Kandinsky books to enjoy

Are you looking for some excellent additions to your 2016 reading list?

Recently, I have shared with students in my abstract art class a children's book about Kandinsky. 

The first book, The Noisy Paint Box was written by Barb Rosenstock and illustrated by Mary Grandpre.


The book deftly explains Kandinsky's gift of synaesthesia; he could hear colors and see sounds.  Readers young and old will enjoy the imaginative drawings in this book.  Be sure to share this book with the budding artist in your life.

The backdrop of the beginning of the book is architecture of society of Russian aristocracy.  Kandinsky came from a well-to-do family.  However, his family lost everything during the course of civil revolutions and the first World War.  

Despite his relative poverty, Kandinsky always dressed like a well-heeled gentleman as he painted for his classes at the Bauhaus School.  His students described him as genteel and mannerly -- almost other-wordly.

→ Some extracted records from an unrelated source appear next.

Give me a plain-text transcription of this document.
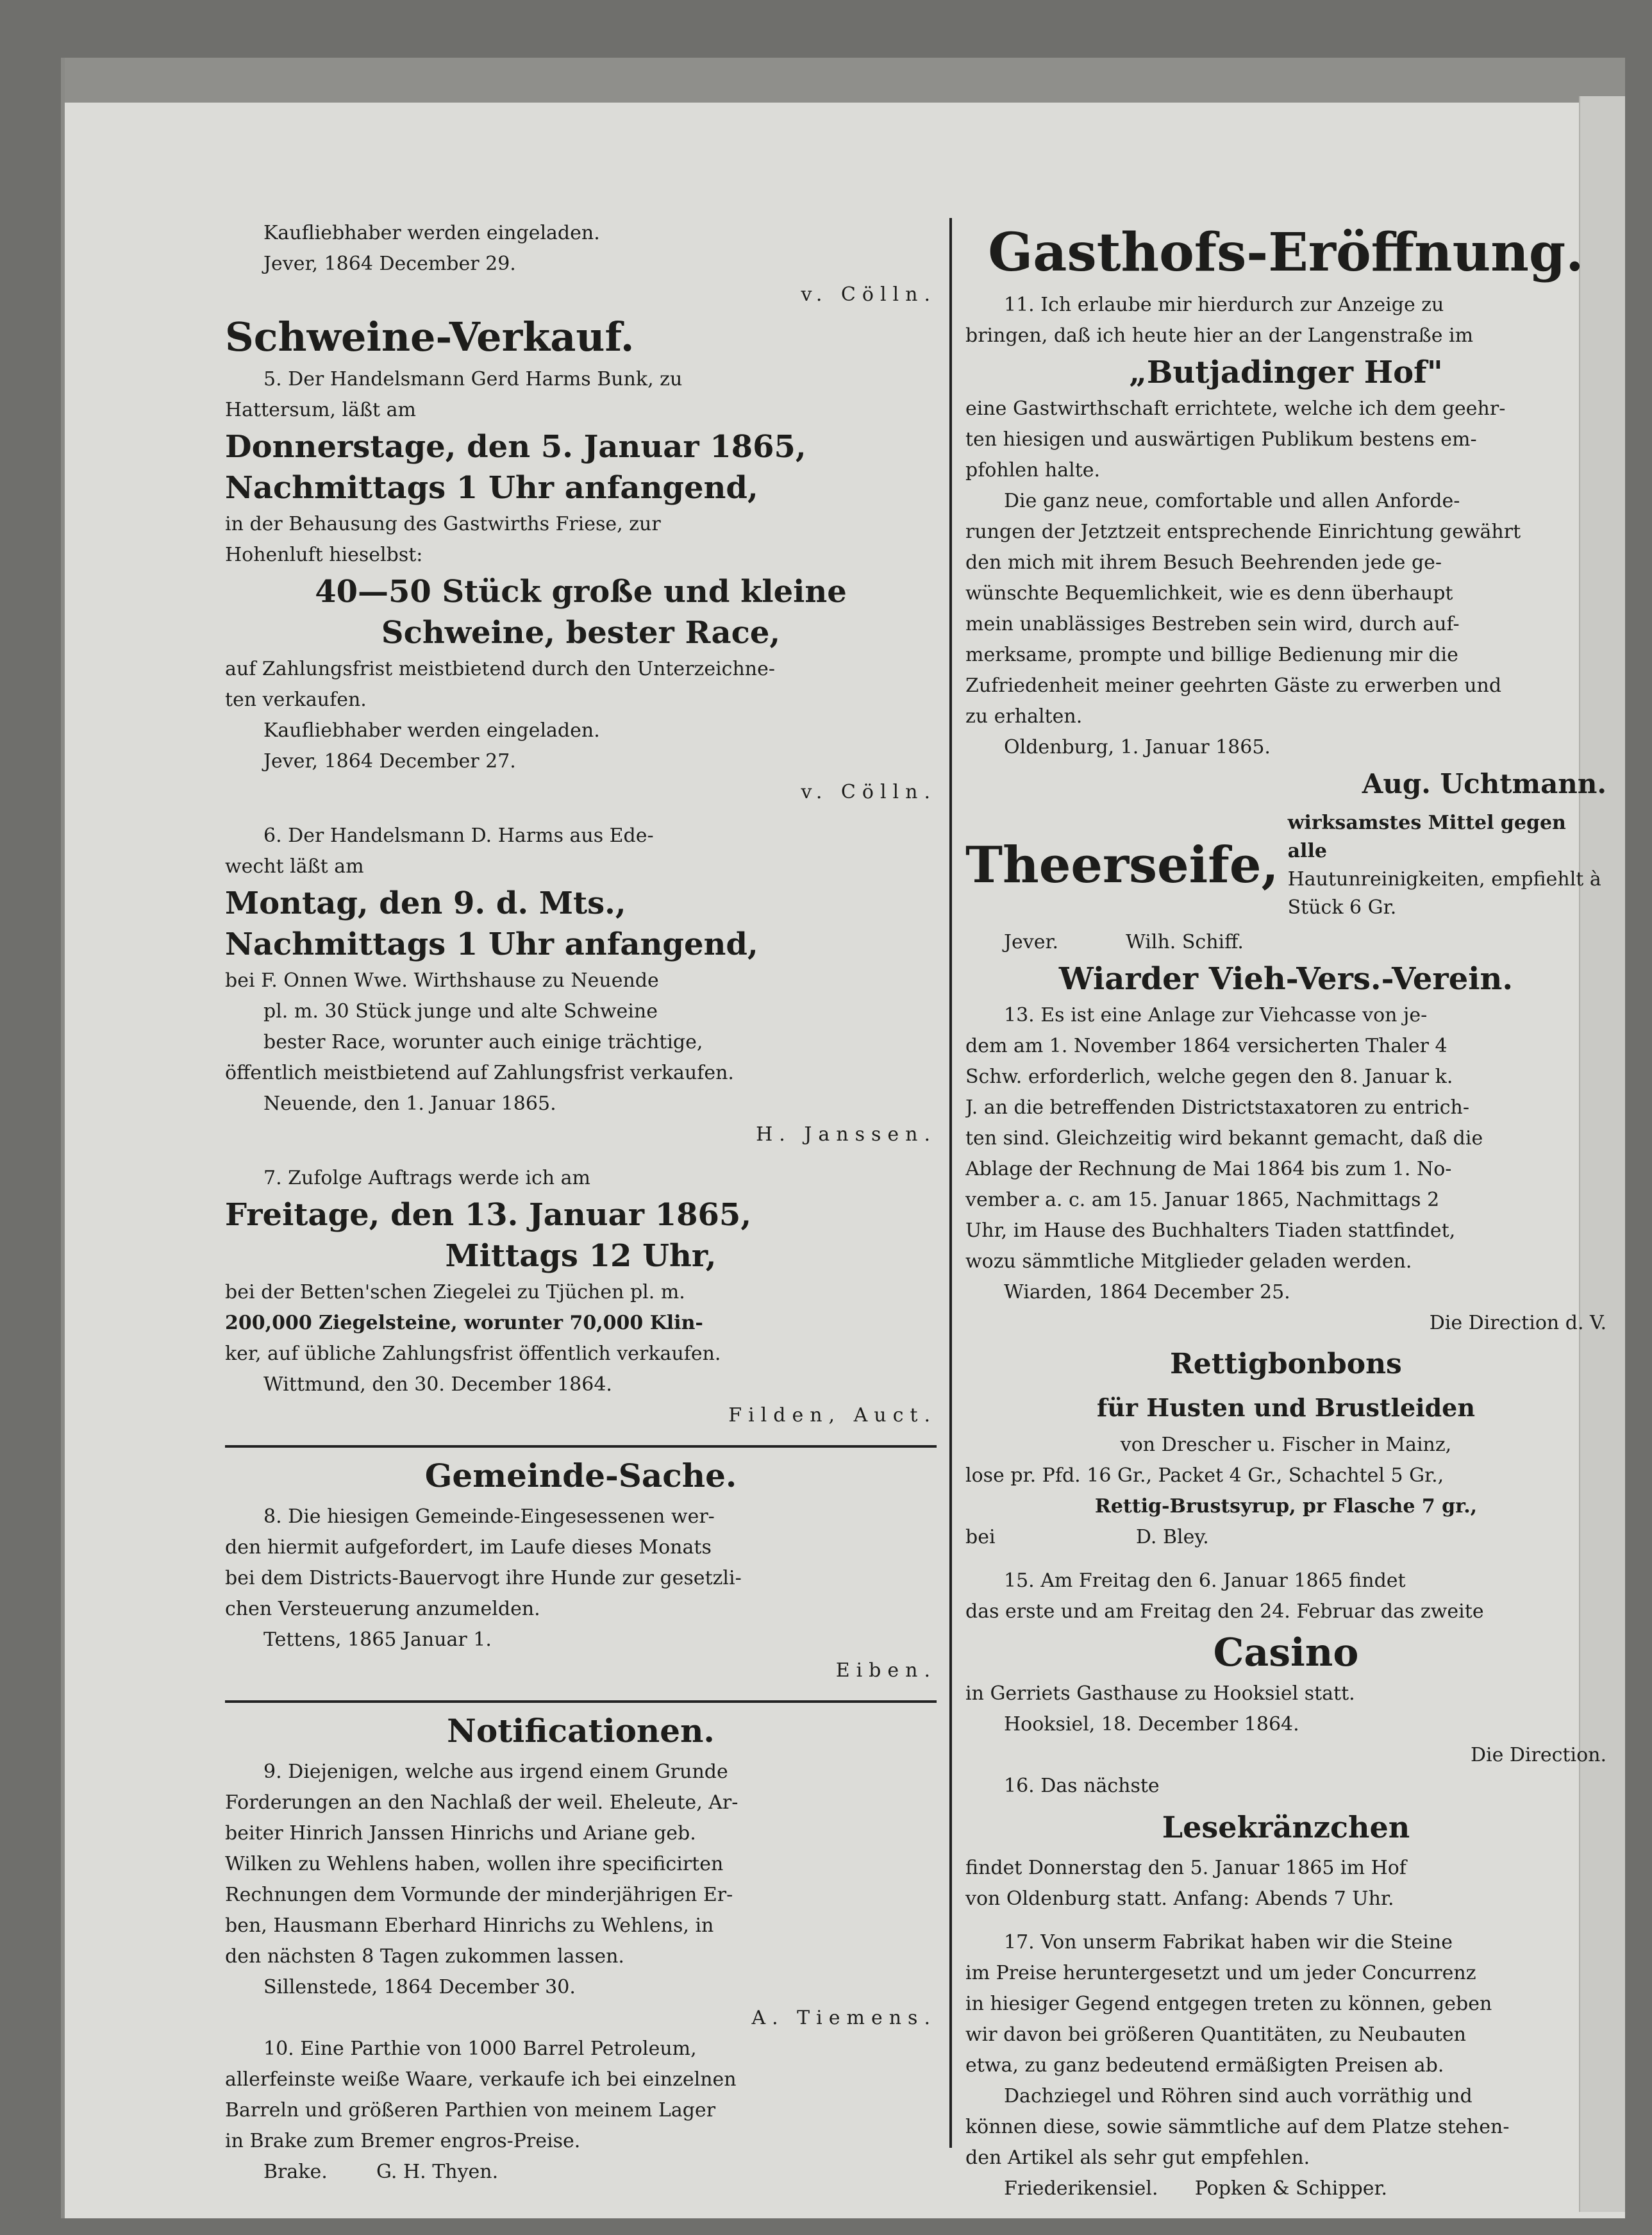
Kaufliebhaber werden eingeladen.

Jever, 1864 December 29.

v. Cölln.

Schweine-Verkauf.

5. Der Handelsmann Gerd Harms Bunk, zu

Hattersum, läßt am

Donnerstage, den 5. Januar 1865,
Nachmittags 1 Uhr anfangend,

in der Behausung des Gastwirths Friese, zur

Hohenluft hieselbst:

40—50 Stück große und kleine
Schweine, bester Race,

auf Zahlungsfrist meistbietend durch den Unterzeichne-

ten verkaufen.

Kaufliebhaber werden eingeladen.

Jever, 1864 December 27.

v. Cölln.

6. Der Handelsmann D. Harms aus Ede-

wecht läßt am

Montag, den 9. d. Mts.,
Nachmittags 1 Uhr anfangend,

bei F. Onnen Wwe. Wirthshause zu Neuende

pl. m. 30 Stück junge und alte Schweine

bester Race, worunter auch einige trächtige,

öffentlich meistbietend auf Zahlungsfrist verkaufen.

Neuende, den 1. Januar 1865.

H. Janssen.

7. Zufolge Auftrags werde ich am

Freitage, den 13. Januar 1865,
Mittags 12 Uhr,

bei der Betten'schen Ziegelei zu Tjüchen pl. m.

200,000 Ziegelsteine, worunter 70,000 Klin-

ker, auf übliche Zahlungsfrist öffentlich verkaufen.

Wittmund, den 30. December 1864.

Filden, Auct.

Gemeinde-Sache.

8. Die hiesigen Gemeinde-Eingesessenen wer-

den hiermit aufgefordert, im Laufe dieses Monats

bei dem Districts-Bauervogt ihre Hunde zur gesetzli-

chen Versteuerung anzumelden.

Tettens, 1865 Januar 1.

Eiben.

Notificationen.

9. Diejenigen, welche aus irgend einem Grunde

Forderungen an den Nachlaß der weil. Eheleute, Ar-

beiter Hinrich Janssen Hinrichs und Ariane geb.

Wilken zu Wehlens haben, wollen ihre specificirten

Rechnungen dem Vormunde der minderjährigen Er-

ben, Hausmann Eberhard Hinrichs zu Wehlens, in

den nächsten 8 Tagen zukommen lassen.

Sillenstede, 1864 December 30.

A. Tiemens.

10. Eine Parthie von 1000 Barrel Petroleum,

allerfeinste weiße Waare, verkaufe ich bei einzelnen

Barreln und größeren Parthien von meinem Lager

in Brake zum Bremer engros-Preise.

Brake.        G. H. Thyen.

Gasthofs-Eröffnung.

11. Ich erlaube mir hierdurch zur Anzeige zu

bringen, daß ich heute hier an der Langenstraße im

„Butjadinger Hof"

eine Gastwirthschaft errichtete, welche ich dem geehr-

ten hiesigen und auswärtigen Publikum bestens em-

pfohlen halte.

Die ganz neue, comfortable und allen Anforde-

rungen der Jetztzeit entsprechende Einrichtung gewährt

den mich mit ihrem Besuch Beehrenden jede ge-

wünschte Bequemlichkeit, wie es denn überhaupt

mein unablässiges Bestreben sein wird, durch auf-

merksame, prompte und billige Bedienung mir die

Zufriedenheit meiner geehrten Gäste zu erwerben und

zu erhalten.

Oldenburg, 1. Januar 1865.

Aug. Uchtmann.
Theerseife,
wirksamstes Mittel gegen alle
Hautunreinigkeiten, empfiehlt à
Stück 6 Gr.

Jever.           Wilh. Schiff.

Wiarder Vieh-Vers.-Verein.

13. Es ist eine Anlage zur Viehcasse von je-

dem am 1. November 1864 versicherten Thaler 4

Schw. erforderlich, welche gegen den 8. Januar k.

J. an die betreffenden Districtstaxatoren zu entrich-

ten sind. Gleichzeitig wird bekannt gemacht, daß die

Ablage der Rechnung de Mai 1864 bis zum 1. No-

vember a. c. am 15. Januar 1865, Nachmittags 2

Uhr, im Hause des Buchhalters Tiaden stattfindet,

wozu sämmtliche Mitglieder geladen werden.

Wiarden, 1864 December 25.

Die Direction d. V.

Rettigbonbons
für Husten und Brustleiden

von Drescher u. Fischer in Mainz,

lose pr. Pfd. 16 Gr., Packet 4 Gr., Schachtel 5 Gr.,

Rettig-Brustsyrup, pr Flasche 7 gr.,

bei                       D. Bley.

15. Am Freitag den 6. Januar 1865 findet

das erste und am Freitag den 24. Februar das zweite

Casino

in Gerriets Gasthause zu Hooksiel statt.

Hooksiel, 18. December 1864.

Die Direction.

16. Das nächste

Lesekränzchen

findet Donnerstag den 5. Januar 1865 im Hof

von Oldenburg statt. Anfang: Abends 7 Uhr.

17. Von unserm Fabrikat haben wir die Steine

im Preise heruntergesetzt und um jeder Concurrenz

in hiesiger Gegend entgegen treten zu können, geben

wir davon bei größeren Quantitäten, zu Neubauten

etwa, zu ganz bedeutend ermäßigten Preisen ab.

Dachziegel und Röhren sind auch vorräthig und

können diese, sowie sämmtliche auf dem Platze stehen-

den Artikel als sehr gut empfehlen.

Friederikensiel.      Popken & Schipper.
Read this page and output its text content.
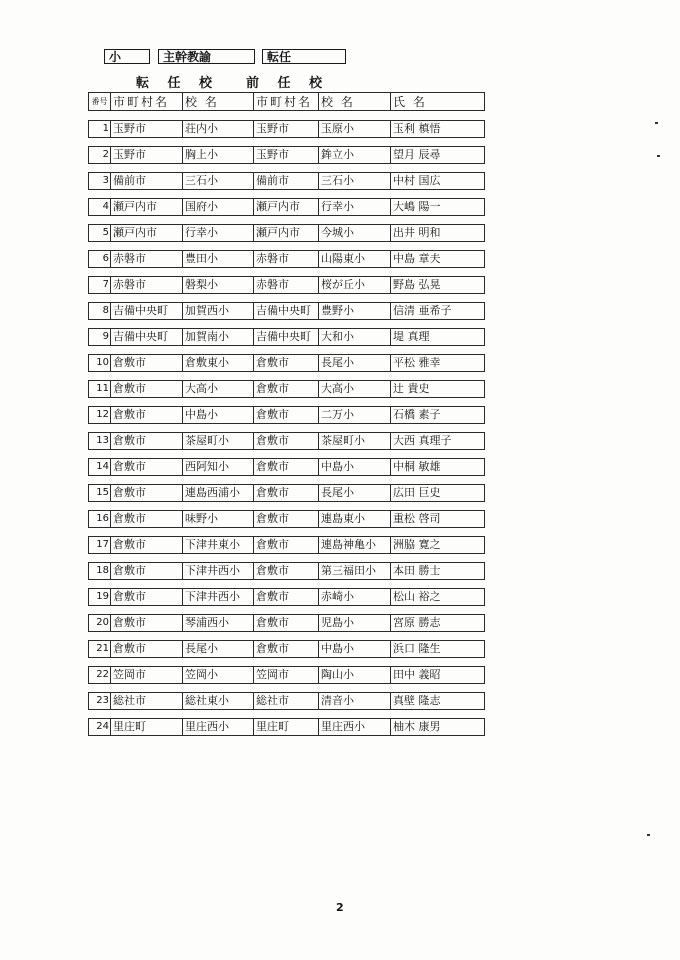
小	主幹教諭	転任
転 任 校 前 任 校
番号	市町村名	校 名	市町村名	校 名	氏 名

1	玉野市	荘内小	玉野市	玉原小	玉利 槙悟

2	玉野市	胸上小	玉野市	鉾立小	望月 辰尋

3	備前市	三石小	備前市	三石小	中村 国広

4	瀬戸内市	国府小	瀬戸内市	行幸小	大嶋 陽一

5	瀬戸内市	行幸小	瀬戸内市	今城小	出井 明和

6	赤磐市	豊田小	赤磐市	山陽東小	中島 章夫

7	赤磐市	磐梨小	赤磐市	桜が丘小	野島 弘晃

8	吉備中央町	加賀西小	吉備中央町	豊野小	信清 亜希子

9	吉備中央町	加賀南小	吉備中央町	大和小	堤 真理

10	倉敷市	倉敷東小	倉敷市	長尾小	平松 雅幸

11	倉敷市	大高小	倉敷市	大高小	辻 貴史

12	倉敷市	中島小	倉敷市	二万小	石橋 素子

13	倉敷市	茶屋町小	倉敷市	茶屋町小	大西 真理子

14	倉敷市	西阿知小	倉敷市	中島小	中桐 敏雄

15	倉敷市	連島西浦小	倉敷市	長尾小	広田 巨史

16	倉敷市	味野小	倉敷市	連島東小	重松 啓司

17	倉敷市	下津井東小	倉敷市	連島神亀小	洲脇 寛之

18	倉敷市	下津井西小	倉敷市	第三福田小	本田 勝士

19	倉敷市	下津井西小	倉敷市	赤崎小	松山 裕之

20	倉敷市	琴浦西小	倉敷市	児島小	宮原 勝志

21	倉敷市	長尾小	倉敷市	中島小	浜口 隆生

22	笠岡市	笠岡小	笠岡市	陶山小	田中 義昭

23	総社市	総社東小	総社市	清音小	真壁 隆志

24	里庄町	里庄西小	里庄町	里庄西小	柚木 康男
2
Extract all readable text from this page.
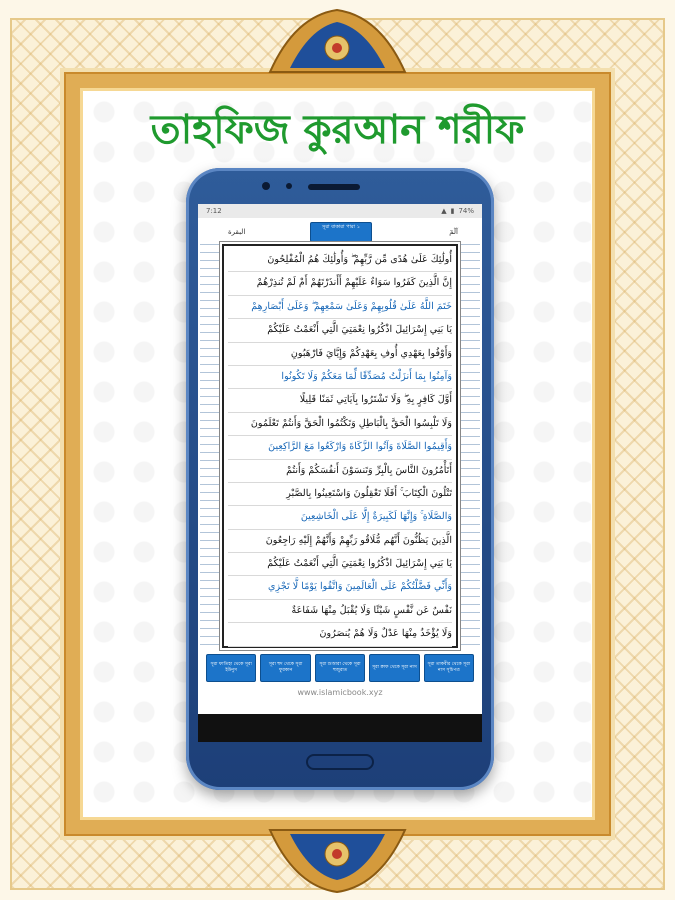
তাহফিজ কুরআন শরীফ
7:12	▲ ▮ 74%
সূরা বাকারা পারা ১
البقرة	آلٓمٓ
أُولَٰئِكَ عَلَىٰ هُدًى مِّن رَّبِّهِمْ ۖ وَأُولَٰئِكَ هُمُ الْمُفْلِحُونَ
إِنَّ الَّذِينَ كَفَرُوا سَوَاءٌ عَلَيْهِمْ أَأَنذَرْتَهُمْ أَمْ لَمْ تُنذِرْهُمْ
خَتَمَ اللَّهُ عَلَىٰ قُلُوبِهِمْ وَعَلَىٰ سَمْعِهِمْ ۖ وَعَلَىٰ أَبْصَارِهِمْ
يَا بَنِي إِسْرَائِيلَ اذْكُرُوا نِعْمَتِيَ الَّتِي أَنْعَمْتُ عَلَيْكُمْ
وَأَوْفُوا بِعَهْدِي أُوفِ بِعَهْدِكُمْ وَإِيَّايَ فَارْهَبُونِ
وَآمِنُوا بِمَا أَنزَلْتُ مُصَدِّقًا لِّمَا مَعَكُمْ وَلَا تَكُونُوا
أَوَّلَ كَافِرٍ بِهِ ۖ وَلَا تَشْتَرُوا بِآيَاتِي ثَمَنًا قَلِيلًا
وَلَا تَلْبِسُوا الْحَقَّ بِالْبَاطِلِ وَتَكْتُمُوا الْحَقَّ وَأَنتُمْ تَعْلَمُونَ
وَأَقِيمُوا الصَّلَاةَ وَآتُوا الزَّكَاةَ وَارْكَعُوا مَعَ الرَّاكِعِينَ
أَتَأْمُرُونَ النَّاسَ بِالْبِرِّ وَتَنسَوْنَ أَنفُسَكُمْ وَأَنتُمْ
تَتْلُونَ الْكِتَابَ ۚ أَفَلَا تَعْقِلُونَ وَاسْتَعِينُوا بِالصَّبْرِ
وَالصَّلَاةِ ۚ وَإِنَّهَا لَكَبِيرَةٌ إِلَّا عَلَى الْخَاشِعِينَ
الَّذِينَ يَظُنُّونَ أَنَّهُم مُّلَاقُو رَبِّهِمْ وَأَنَّهُمْ إِلَيْهِ رَاجِعُونَ
يَا بَنِي إِسْرَائِيلَ اذْكُرُوا نِعْمَتِيَ الَّتِي أَنْعَمْتُ عَلَيْكُمْ
وَأَنِّي فَضَّلْتُكُمْ عَلَى الْعَالَمِينَ وَاتَّقُوا يَوْمًا لَّا تَجْزِي
نَفْسٌ عَن نَّفْسٍ شَيْئًا وَلَا يُقْبَلُ مِنْهَا شَفَاعَةٌ
وَلَا يُؤْخَذُ مِنْهَا عَدْلٌ وَلَا هُمْ يُنصَرُونَ
সূরা ফাতিহা থেকে সূরা ইউনুস
সূরা হুদ থেকে সূরা ফুরকান
সূরা শুআরা থেকে সূরা হুজুরাত
সূরা ক্বাফ থেকে সূরা নাস
সূরা তাকবীর থেকে সূরা নাস সূচিপত্র
www.islamicbook.xyz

The Noisy Paint Box does not cover the privations Kandinsky endured in later life.  But The Bauhaus Group:  Six Masters of Modernism does.  In this work, Nicholas Fox Weber explores the collegial relationships among teaching artists who lived and worked at this ground-breaking art school in Germany.



As the world plunged into yet another war, the School shuttered its doors.  (In fact, the SS shut it down.)